Here, the plaintiff demonstrated its prima facie entitlement to judgment as a matter of law by submitting copies of the mortgage, the note, and evidence of the defendant's default (see U.S. Bank N.A. v. Saravanan, 146 A.D.3d 1010, 1011, 45 N.Y.S.3d 547 ). Additionally, the plaintiff established its standing to commence the action by demonstrating that it had physical possession of the note prior to the commencement of the action, as evidenced by its attachment of the note, endorsed in blank, to the certificate of merit filed with the summons and complaint (see U.S. Bank Trust, N.A. v. Porter, 175 A.D.3d 530, 532, 107 N.Y.S.3d 52 ). The plaintiff also established, prima facie, that it had complied with the notice of default provisions of the mortgage and with the notice requirements of RPAPL 1304 (see Bank of N.Y. Mellon v. Aiello, 164 A.D.3d 632, 83 N.Y.S.3d 135 ). In opposition, the defendant failed to raise a triable issue of fact.
Under the circumstances, the Supreme Court also providently exercised its discretion in denying those branches of the defendant's cross motion which were for leave to amend her answer (see CPLR 3025[b] ) and to compel the plaintiff to produce the original note (cf. Bayview Loan Servicing, LLC v.
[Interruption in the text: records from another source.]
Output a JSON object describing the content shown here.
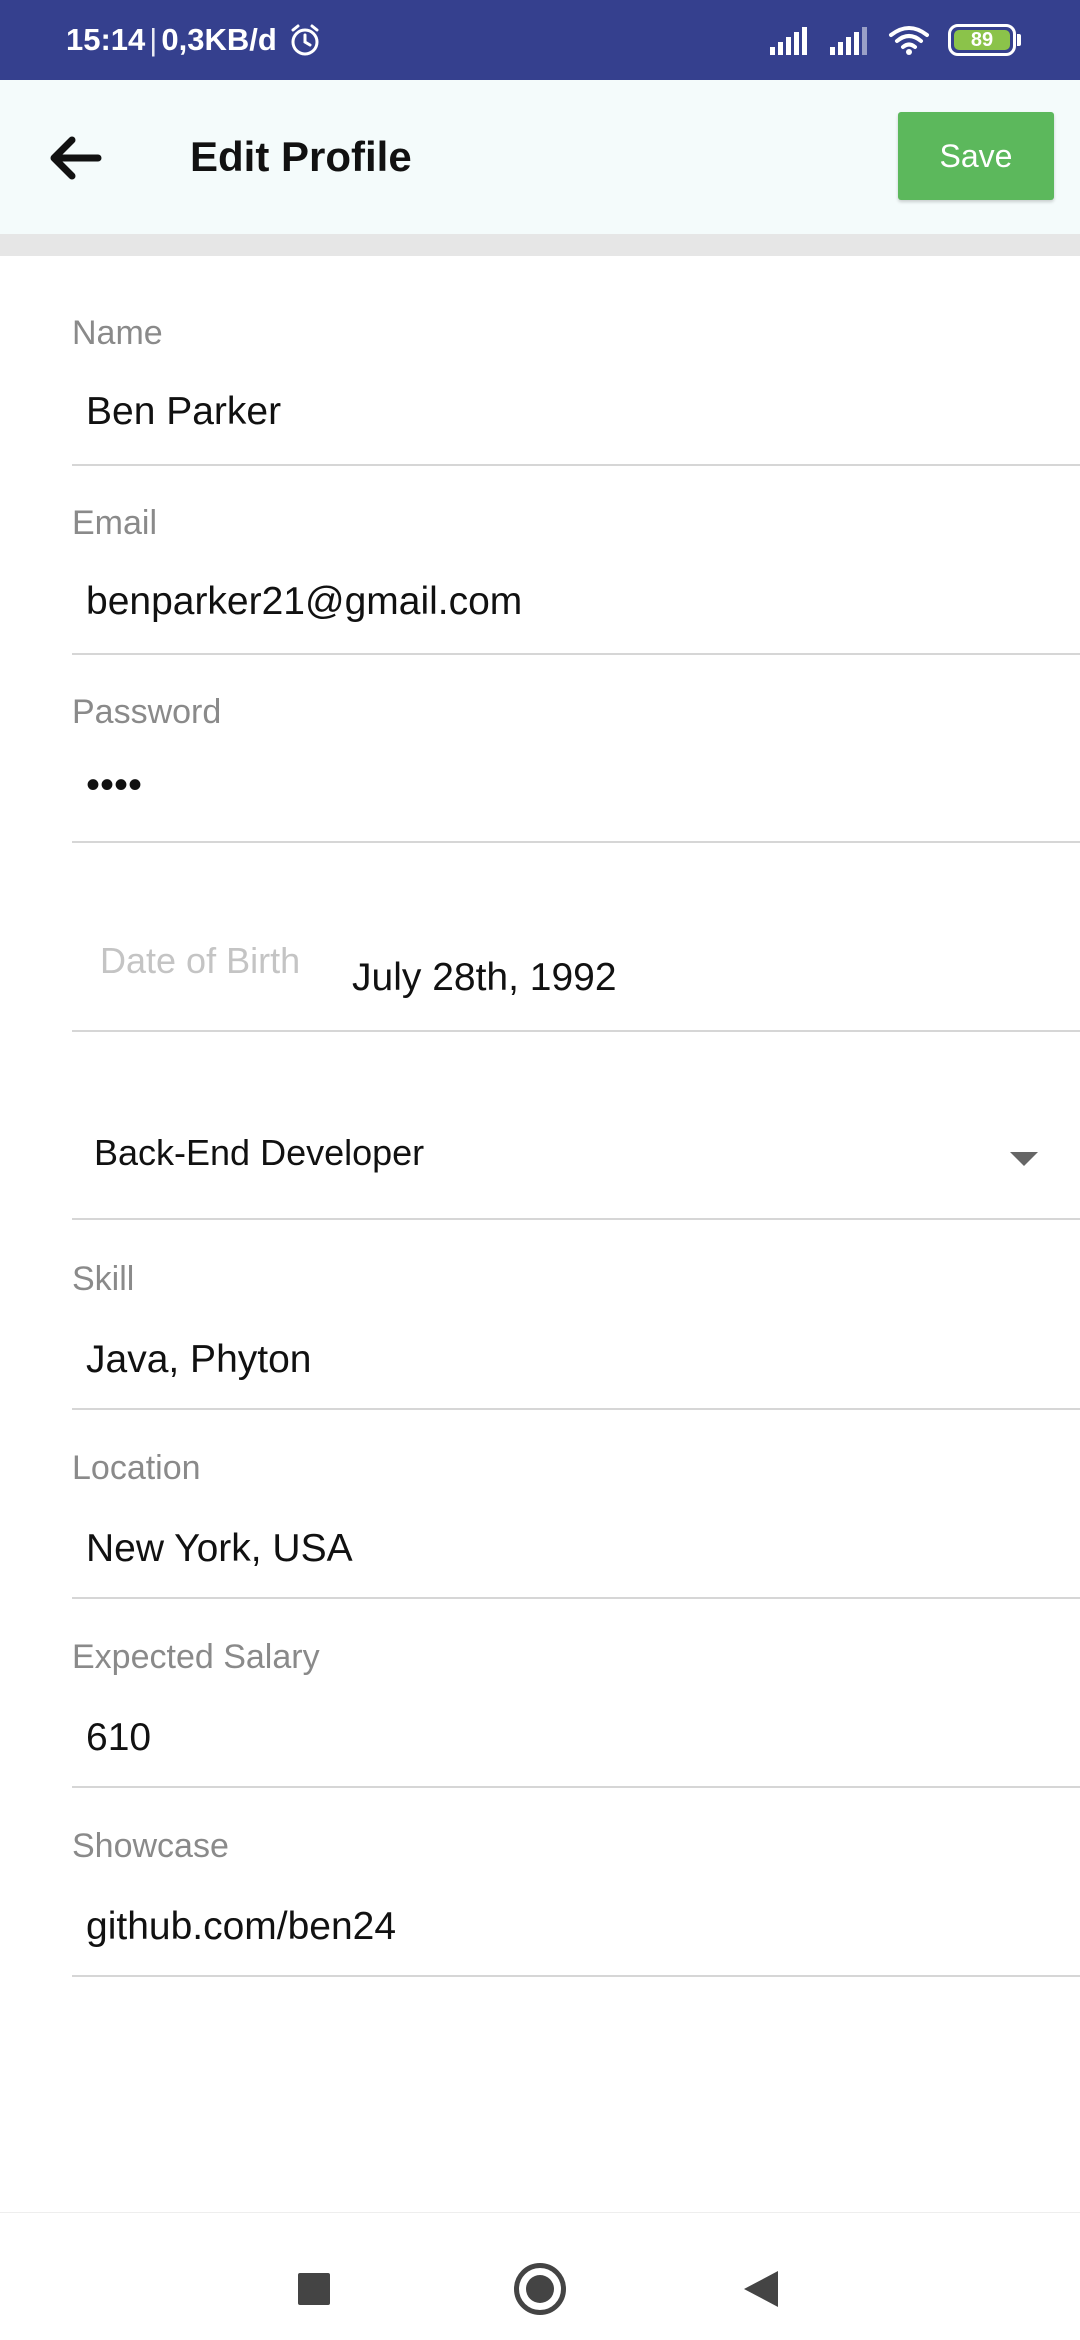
{
  "status_bar": {
    "time": "15:14",
    "separator": "|",
    "data_rate": "0,3KB/d",
    "battery_level": "89",
    "icons": [
      "alarm-icon",
      "signal-icon",
      "signal-icon",
      "wifi-icon",
      "battery-icon"
    ]
  },
  "app_bar": {
    "title": "Edit Profile",
    "save_label": "Save",
    "back_icon": "arrow-left-icon",
    "save_color": "#5cb85c",
    "background": "#f4fbfb"
  },
  "form": {
    "name": {
      "label": "Name",
      "value": "Ben Parker"
    },
    "email": {
      "label": "Email",
      "value": "benparker21@gmail.com"
    },
    "password": {
      "label": "Password",
      "value": "••••"
    },
    "dob": {
      "label": "Date of Birth",
      "value": "July 28th, 1992"
    },
    "role": {
      "value": "Back-End Developer"
    },
    "skill": {
      "label": "Skill",
      "value": "Java, Phyton"
    },
    "location": {
      "label": "Location",
      "value": "New York, USA"
    },
    "salary": {
      "label": "Expected Salary",
      "value": "610"
    },
    "showcase": {
      "label": "Showcase",
      "value": "github.com/ben24"
    }
  },
  "colors": {
    "status_bar": "#35408e",
    "battery": "#8bc34a"
  }
}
Charleston, 175 A.D.3d 1229, 108 N.Y.S.3d 161 ).
Accordingly, we agree with the Supreme Court's determination granting those branches of the plaintiff's motion which were for summary judgment on the complaint insofar as asserted against the defendant, to strike her answer and counterclaim, and for an order of reference, and denying the defendant's cross motion to compel the plaintiff to produce the original note, for leave to amend her answer, and for summary judgment dismissing the complaint insofar as asserted against her.
CHAMBERS, J.P., AUSTIN, MILLER and DUFFY, JJ., concur.